I remember when I was pregnant, my godmother was dying of pancreatic cancer and I thought, this is life now. Not that life would always be untimely death and anxiety, but in my stress over becoming surprise-pregnant and for the first time in my life witnessing at close range the process of dying, I realized that yes, growing up, moving out, heartache and success are all parts of life, but the big things, those are the shape of it.
I'll be 42 this September. In those decades I have met many, many people. It's true what they say about everyone having a story, and what I've learned from the friends and acquaintances who've crossed my path is abundant. For all the obvious reasons I can't be glad my loved ones have struggled, but I've been bettered by their triumphs and catastrophes, and I hope that counts for something.
To my dear friend with M.S. — you live every day with independence. You don't feel brave or especially inspirational, but I think you are amazing. (For the record, this is the only time I've ever referred to you as "my friend with M.S.")
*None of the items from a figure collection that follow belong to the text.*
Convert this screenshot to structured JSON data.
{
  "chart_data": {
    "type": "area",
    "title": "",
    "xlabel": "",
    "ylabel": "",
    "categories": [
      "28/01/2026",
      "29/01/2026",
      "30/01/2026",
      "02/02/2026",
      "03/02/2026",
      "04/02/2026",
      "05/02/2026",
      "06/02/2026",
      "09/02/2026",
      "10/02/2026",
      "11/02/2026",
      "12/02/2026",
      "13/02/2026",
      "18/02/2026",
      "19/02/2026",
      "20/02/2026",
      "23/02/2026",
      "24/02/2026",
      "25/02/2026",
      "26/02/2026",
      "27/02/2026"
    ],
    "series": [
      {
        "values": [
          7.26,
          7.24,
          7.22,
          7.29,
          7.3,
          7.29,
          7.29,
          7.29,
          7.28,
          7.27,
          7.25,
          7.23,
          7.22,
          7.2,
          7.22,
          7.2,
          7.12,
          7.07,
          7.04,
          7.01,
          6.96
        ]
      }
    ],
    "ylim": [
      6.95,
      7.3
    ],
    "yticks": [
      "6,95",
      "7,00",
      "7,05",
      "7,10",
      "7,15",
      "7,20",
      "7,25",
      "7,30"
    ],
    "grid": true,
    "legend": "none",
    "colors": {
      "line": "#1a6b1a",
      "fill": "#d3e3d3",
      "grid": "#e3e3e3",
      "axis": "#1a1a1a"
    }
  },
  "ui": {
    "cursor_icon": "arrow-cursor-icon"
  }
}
My co-worker, caring for her husband after his traumatic brain injury — I have learned so much from you about the realities caregiving and recovery. Your honesty gives a person like me a clearer path toward understanding your world.
All of the single and coupled gay humans in my life — there has never been a time when I've questioned your equality, and I celebrate with you every victory toward recognizing your humanity.
For Sarah — I know you had terrible days and that I mostly saw you on the better ones. I sat with you just for a precious few minutes during what would be your last one. None of it was fair, but you made me less afraid. There was so much love in that room. You are written on my heart.
The woman who posts to Facebook about her motorcycle rides, her crushes, her nights out and her arduous chemo treatments — you also make me less afraid. You are life going on.
For my friend fighting lymphoma who shares the funniest and most sincere updates — you remind me that humor is alive in struggle. I have a good feeling about you.
(So much fucking cancer.)
I have many friends managing their children's emotional, intellectual and physical needs — your likes on my silly observations remind me that despite all you've adapted to, we are all parenting together. Thank you for keeping it real.
The lost children crush me, and I've met so many grieving parents these past few years — thank you for showing me how to be a friend through the uncertainty of grief. Thank you for sharing your intensity with me. Thank you for continuing to give when you have already given too much.
There are so many of you — the recovering and struggling addicts, the leavers and the left, the people with pasts, the ones with secrets. Sometimes I've easily empathized with you, sometimes I've had to question myself to understand you, always I have learned from you.
We are the sum of our relationships and experiences, and surely we are the sum of the experiences of our relations. I've been taught by your trials and lessons and I am a better person for our collective adversity. What you remind me of every day though, is that each of us is so much more than our struggle.